Tuesday, March 17, 2009

my offering for St. Patrick's day

Brown Penny
-William Butler Yeats

I whispered, 'I am too young,'
And then, 'I am old enough';
Wherefore I threw a penny
To find out if I might love.
'Go and love, go and love, young man,
If the lady be young and fair.'
Ah, penny, brown penny, brown penny,
I am looped in the loops of her hair.

O love is the crooked thing,
There is nobody wise enough
To find out all that is in it,
For he would be thinking of love
Till the stars had run away
And the shadows eaten the moon.
Ah, penny, brown penny, brown penny,
One cannot begin it too soon.
Lucky Irishman that I am, I love my wife (and she-of-the-clover loves me).

Update: here's something found online at MEaning of WB YEats Brown penny

Yeats is one of the most important English language poets of the late 19th and early 20th centuries, and yet he is not typical of the period. Most poets in the language were moving toward free verse, but Yeats took a very traditionalist view of how poetry ought to be learned. The tradition of the ancient Irish was that to be a bard, a singer of verse, one had first to master all of the verse forms known to bards, and go into the wild places, living from hand to mouth, exposed to elements, to truly feel nature and to compose from one's feelings.

Yeats grew up in a wildly beautiful part of the Island, in County Mayo, and rambled there and in County Sligo. At one time, as a young man, he did ramble about the countryside in all weather, composing verse aloud as he sat beneath the dripping bush.

Brown Penny is not the work of the young Yeats, however--he wrote it in middle age. But as he grew older, he wrote more austere, more sparse verse, and became even more dedicated to verse form and traditional rhyming. In that respect, he moved farther from the poets of his generation.

Brown Penny is about love, and the welter of emotions which it engenders in the young man's heart. Joy, dismay, fear, wonder, doubt--and he has woven all of those into this brief poem. The old penny of the United Kingdom was a large brown coin, and had symbolic meaning to the common folk. One of those meanings was love, that love was something priceless, to which no mere material value could be attached. Although not understood today, that symbolism survives in the expression "a penny for your thoughts," which originally was used to indicate to the person spoken to that deep emotion motivated the question.

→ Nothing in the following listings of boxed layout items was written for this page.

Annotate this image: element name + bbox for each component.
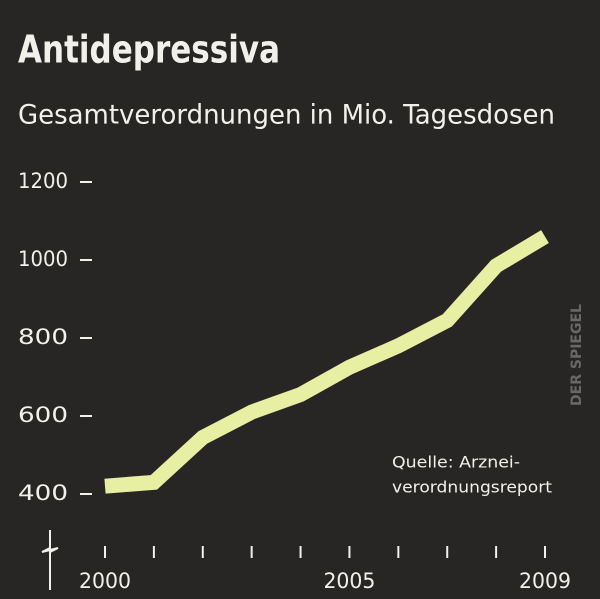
chart-title: Antidepressiva	[18, 28, 280, 72]
chart-subtitle: Gesamtverordnungen in Mio. Tagesdosen	[18, 100, 555, 131]
y-tick-label: 800	[18, 325, 68, 349]
y-tick-label: 600	[18, 403, 68, 427]
x-tick-label: 2009	[519, 569, 571, 593]
x-tick-label: 2000	[79, 569, 131, 593]
y-tick-label: 1000	[18, 247, 68, 271]
axis-break	[41, 530, 59, 590]
x-tick-label: 2005	[323, 569, 375, 593]
y-tick-label: 1200	[18, 169, 68, 193]
data-line	[104, 230, 549, 494]
source-note: Quelle: Arznei-	[392, 453, 520, 472]
source-note: verordnungsreport	[392, 478, 552, 497]
y-tick-label: 400	[18, 481, 68, 505]
watermark: DER SPIEGEL	[569, 304, 585, 406]
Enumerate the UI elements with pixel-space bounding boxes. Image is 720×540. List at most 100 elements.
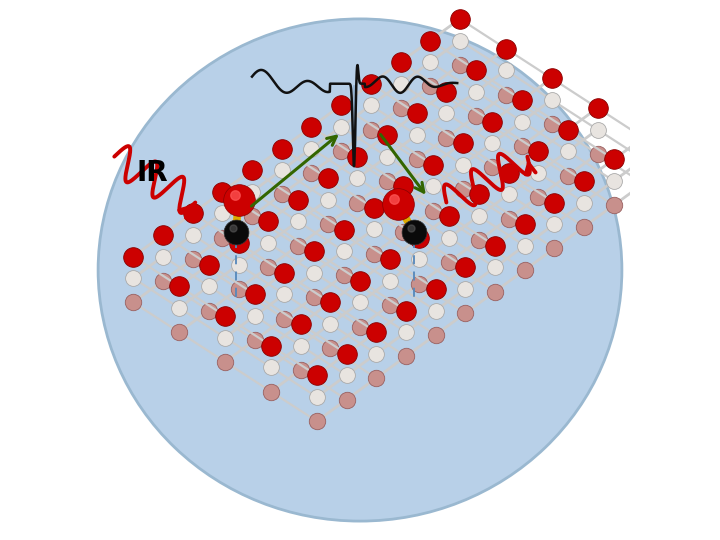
Point (546, 74, 557, 83)
Point (578, 222, 590, 231)
Point (427, 206, 438, 215)
Point (425, 58, 436, 66)
Point (219, 312, 230, 320)
Point (608, 201, 620, 210)
Point (608, 177, 620, 185)
Point (295, 366, 307, 374)
Point (490, 241, 501, 250)
Point (187, 209, 199, 218)
Point (292, 217, 304, 226)
Point (217, 187, 228, 196)
Point (503, 168, 514, 177)
Point (519, 220, 531, 228)
Point (444, 233, 455, 242)
Point (384, 276, 395, 285)
Point (338, 247, 350, 255)
Point (308, 247, 320, 255)
Point (233, 239, 244, 247)
Point (354, 298, 366, 307)
Point (411, 109, 423, 118)
Point (308, 293, 320, 301)
Point (444, 212, 455, 220)
Point (562, 147, 574, 156)
Point (454, 60, 466, 69)
Point (370, 349, 382, 358)
Point (397, 228, 409, 237)
Point (127, 298, 139, 307)
Point (370, 328, 382, 336)
Point (351, 152, 363, 161)
Point (219, 357, 230, 366)
Point (336, 147, 347, 156)
Point (265, 387, 276, 396)
Point (341, 371, 352, 380)
Point (562, 171, 574, 180)
Point (370, 374, 382, 382)
Point (519, 241, 531, 250)
Point (503, 214, 514, 223)
Point (427, 160, 438, 169)
Point (338, 225, 350, 234)
Point (578, 177, 590, 185)
Point (546, 120, 557, 129)
Point (227, 224, 238, 233)
Point (441, 133, 452, 142)
Point (157, 231, 168, 239)
Point (336, 123, 347, 131)
Point (249, 290, 261, 299)
Point (336, 101, 347, 110)
Point (325, 298, 336, 307)
Point (174, 303, 185, 312)
Point (203, 306, 215, 315)
Point (263, 217, 274, 226)
Point (592, 125, 603, 134)
Point (365, 101, 377, 110)
Point (638, 179, 649, 188)
Point (305, 144, 317, 153)
Point (500, 66, 511, 75)
Point (382, 131, 393, 139)
Point (425, 82, 436, 91)
Point (473, 236, 485, 245)
Point (413, 255, 425, 264)
Point (408, 228, 420, 237)
Point (546, 96, 557, 104)
Point (562, 125, 574, 134)
Point (368, 249, 379, 258)
Point (397, 204, 409, 212)
Point (392, 200, 403, 208)
Point (638, 133, 649, 142)
Point (487, 117, 498, 126)
Point (322, 174, 333, 183)
Point (397, 182, 409, 191)
Point (368, 204, 379, 212)
Point (487, 139, 498, 147)
Point (487, 163, 498, 172)
Point (322, 195, 333, 204)
Point (500, 90, 511, 99)
Point (305, 168, 317, 177)
Point (454, 15, 466, 23)
Point (203, 260, 215, 269)
Point (382, 177, 393, 185)
Point (400, 352, 412, 361)
Point (295, 320, 307, 328)
Point (578, 198, 590, 207)
Point (230, 228, 242, 237)
Point (325, 320, 336, 328)
Point (311, 371, 323, 380)
Point (388, 194, 400, 203)
Point (395, 79, 406, 88)
Point (157, 252, 168, 261)
Point (638, 155, 649, 164)
Point (411, 155, 423, 164)
Point (365, 125, 377, 134)
Point (229, 190, 240, 199)
Point (233, 285, 244, 293)
Point (456, 139, 468, 147)
Point (233, 260, 244, 269)
Point (427, 182, 438, 191)
Point (276, 166, 287, 174)
Point (219, 333, 230, 342)
Point (533, 168, 544, 177)
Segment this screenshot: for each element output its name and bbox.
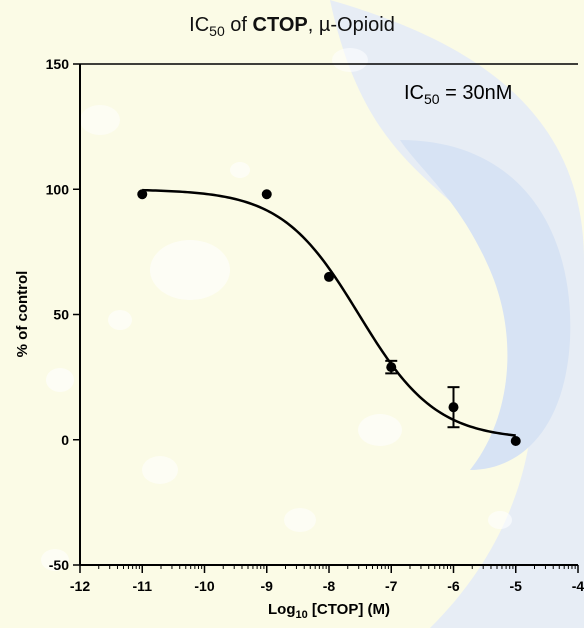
data-point (386, 362, 397, 373)
x-tick-label: -8 (323, 578, 336, 594)
y-tick-label: 50 (53, 307, 69, 323)
y-ticks: 150 100 50 0 -50 (46, 56, 80, 573)
data-point (448, 402, 459, 413)
x-minor-ticks (98, 565, 576, 569)
data-point (324, 271, 334, 282)
x-tick-label: -11 (133, 578, 153, 594)
x-tick-label: -12 (70, 578, 90, 594)
y-tick-label: 100 (46, 181, 70, 197)
x-ticks: -12 -11 -10 -9 -8 -7 -6 -5 -4 (70, 565, 584, 594)
x-tick-label: -7 (385, 578, 398, 594)
data-point (137, 189, 148, 200)
chart-title: IC50 of CTOP, µ-Opioid (189, 14, 395, 39)
x-tick-label: -6 (447, 578, 460, 594)
y-tick-label: 150 (46, 56, 70, 72)
x-axis-label: Log10 [CTOP] (M) (268, 601, 390, 621)
data-point (261, 189, 272, 200)
x-tick-label: -10 (194, 578, 214, 594)
data-point (510, 436, 521, 447)
x-tick-label: -5 (510, 578, 523, 594)
data-points (137, 189, 521, 447)
x-tick-label: -4 (572, 578, 584, 594)
ic50-annotation: IC50 = 30nM (404, 82, 512, 107)
y-axis-label: % of control (14, 271, 31, 358)
y-tick-label: -50 (49, 557, 69, 573)
y-tick-label: 0 (61, 432, 69, 448)
x-tick-label: -9 (261, 578, 274, 594)
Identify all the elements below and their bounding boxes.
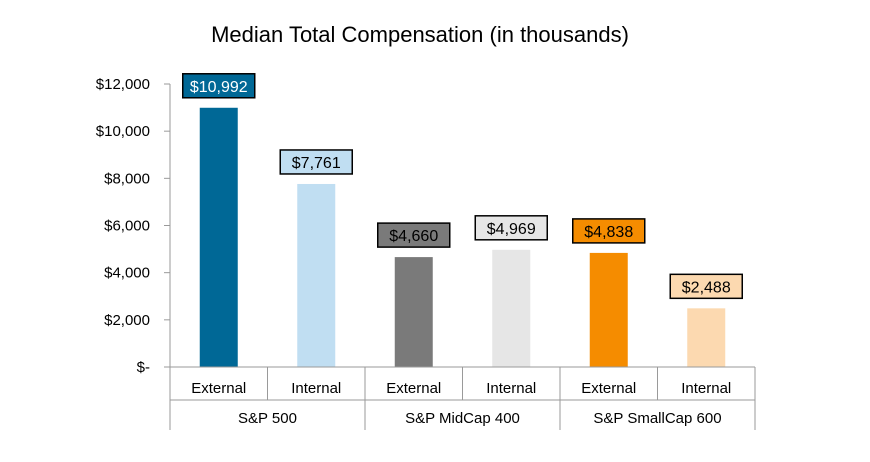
y-tick-label: $12,000 (96, 76, 150, 93)
x-category-label: Internal (486, 380, 536, 397)
data-label: $10,992 (190, 79, 248, 96)
data-label-box (279, 149, 353, 175)
x-axis: External Internal External Internal External… (169, 366, 756, 430)
y-tick-label: $2,000 (104, 312, 150, 329)
data-label: $4,838 (584, 224, 633, 241)
data-label-box (474, 215, 548, 241)
y-tick-label: $- (137, 359, 150, 376)
y-tick-label: $6,000 (104, 218, 150, 235)
y-tick-label: $10,000 (96, 123, 150, 140)
y-tick-label: $4,000 (104, 265, 150, 282)
y-axis: $- $2,000 $4,000 $6,000 $8,000 $10,000 $12,000 (96, 76, 171, 376)
x-category-label: External (581, 380, 636, 397)
data-label: $4,660 (389, 228, 438, 245)
data-label: $2,488 (682, 279, 731, 296)
bar-external (394, 257, 433, 367)
bar-internal (297, 183, 336, 367)
data-label-box (182, 73, 256, 99)
bar-internal (492, 249, 531, 367)
chart-title: Median Total Compensation (in thousands) (211, 22, 629, 47)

Brown Penny should be viewed as a song more than a poem, and a whirling dance of a song at that. Imagine the poet so immersed in his love and the conflicting emotional responses to which it gives rise, whirling in a dance, a reel, in which he is "looped" in the hair of his lover, both literally and fiburatively, and wrapped ever more securely in the emotions which have gripped him. If you can, sing the poem to yourself, and think of the twirling Irish dance known as the reel. It is quite a marvelous work of poetry, and very much in the ancient Irish spirit of acheiving freedom within the bounds of form.
That seems pretty much to the point.